Anna was a gentle person. She’d never in her life been in a fight. She’d never been in a major accident. The worst pain she’d ever felt before was childbirth, and the endorphins that had followed had mostly erased it from her memory. To suddenly be so hurt in so many different places at once left her dazed and with a sort of directionless anger. It wasn’t fair that a person could be hurt so much. She wanted to yell at the crash couch that had betrayed her by letting this happen, and she wanted to punch the ceiling for hitting her in the face, even though she’d never thrown a punch in her life and could barely move her arms.

When she could finally move without feeling light-headed she went looking for help and found that the corridor outside her room was worse.

Just a few meters from her door, a young man had been crushed. He looked as though a malevolent giant had stomped on him and then ground him under its heel. The boy was not only smashed, but torn and twisted in ways that barely left him recognizable as a human. His blood splashed the floor and walls and drifted around his corpse in red balls like grisly Christmas ornaments.

Anna yelled for help. Someone yelled back in a voice filled with liquid and pain. Someone from farther down the corridor.
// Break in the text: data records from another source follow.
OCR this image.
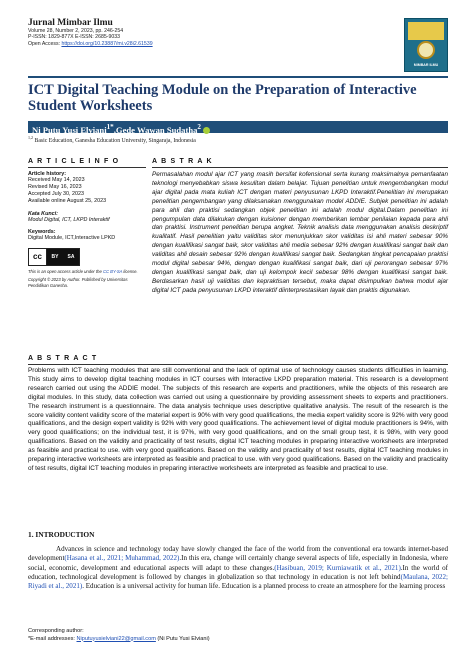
Jurnal Mimbar Ilmu
Volume 28, Number 2, 2023, pp. 246-254
P-ISSN: 1829-877X E-ISSN: 2685-9033
Open Access: https://doi.org/10.23887/mi.v28i2.61539
MIMBAR ILMU
ICT Digital Teaching Module on the Preparation of Interactive Student Worksheets
Ni Putu Yusi Elviani$^{1*}$,Gede Wawan Sudatha$^2$
$^{1,2}$ Basic Education, Ganesha Education University, Singaraja, Indonesia
A R T I C L E I N F O
Article history:
Received May 14, 2023
Revised May 16, 2023
Accepted July 30, 2023
Available online August 25, 2023
Kata Kunci:
Modul Digital, ICT, LKPD Interaktif
Keywords:
Digital Module, ICT,Interactive LPKD
cc	BY SA
This is an open access article under the CC BY-SA license.
Copyright © 2023 by Author. Published by Universitas Pendidikan Ganesha.
A B S T R A K
Permasalahan modul ajar ICT yang masih bersifat kofensional serta kurang maksimalnya pemanfaatan teknologi menyebabkan siswa kesulitan dalam belajar. Tujuan penelitian untuk mengembangkan modul ajar digital pada mata kuliah ICT dengan materi penyusunan LKPD Interaktif.Penelitian ini merupakan penelitian pengembangan yang dilaksanakan menggunakan model ADDIE. Subjek penelitian ini adalah para ahli dan praktisi sedangkan objek penelitian ini adalah modul digital.Dalam penelitian ini pengumpulan data dilakukan dengan kuisioner dengan memberikan lembar penilaian kepada para ahli dan praktisi. Instrument penelitian berupa angket. Teknik analisis data menggunakan analisis deskriptif kualitatif. Hasil penelitian yaitu validitas skor menunjukkan skor validitas isi ahli materi sebesar 90% dengan kualifikasi sangat baik, skor validitas ahli media sebesar 92% dengan kualifikasi sangat baik dan validitas ahli desain sebesar 92% dengan kualifikasi sangat baik. Sedangkan tingkat pencapaian praktisi modul digital sebesar 94%, dengan dengan kualifikasi sangat baik, dari uji perorangan sebesar 97% dengan kualifikasi sangat baik, dan uji kelompok kecil sebesar 98% dengan kualifikasi sangat baik. Berdasarkan hasil uji validitas dan kepraktisan tersebut, maka dapat disimpulkan bahwa modul ajar digital ICT pada penyusunan LKPD interaktif diinterprestasikan layak dan praktis digunakan.
A B S T R A C T
Problems with ICT teaching modules that are still conventional and the lack of optimal use of technology causes students difficulties in learning. This study aims to develop digital teaching modules in ICT courses with Interactive LKPD preparation material. This research is a development research carried out using the ADDIE model. The subjects of this research are experts and practitioners, while the objects of this research are digital modules. In this study, data collection was carried out using a questionnaire by providing assessment sheets to experts and practitioners. The research instrument is a questionnaire. The data analysis technique uses descriptive qualitative analysis. The result of the research is the score validity content validity score of the material expert is 90% with very good qualifications, the media expert validity score is 92% with very good qualifications, and the design expert validity is 92% with very good qualifications. The achievement level of digital module practitioners is 94%, with very good qualifications; on the individual test, it is 97%, with very good qualifications, and on the small group test, it is 98%, with very good qualifications. Based on the validity and practicality of test results, digital ICT teaching modules in preparing interactive worksheets are interpreted as feasible and practical to use. with very good qualifications. Based on the validity and practicality of test results, digital ICT teaching modules in preparing interactive worksheets are interpreted as feasible and practical to use. with very good qualifications. Based on the validity and practicality of test results, digital ICT teaching modules in preparing interactive worksheets are interpreted as feasible and practical to use.
1. INTRODUCTION
Advances in science and technology today have slowly changed the face of the world from the conventional era towards internet-based development(Hasana et al., 2021; Muhammad, 2022).In this era, change will certainly change several aspects of life, especially in Indonesia, where social, economic, development and educational aspects will adapt to these changes.(Hasibuan, 2019; Kurniawatik et al., 2021).In the world of education, technological development is followed by changes in globalization so that technology in education is not left behind(Maulana, 2022; Riyadi et al., 2021). Education is a universal activity for human life. Education is a planned process to create an atmosphere for the learning process
Corresponding author:
*E-mail addresses: Niputuyusielviani22@gmail.com (Ni Putu Yusi Elviani)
Anna carefully pushed off the doorjamb of her room and drifted toward the voice. Two rooms down, another man was half in and half out of his crash couch. He must have been in the process of getting out of bed when the deceleration happened, and everything from his pelvis down was twisted and broken. His upper torso still lay on the bed, arms waving feebly at her, his face a mask of pain.

“Help me,” he said, and then coughed up a glob of blood and mucus that drifted away in a red-and-green ball.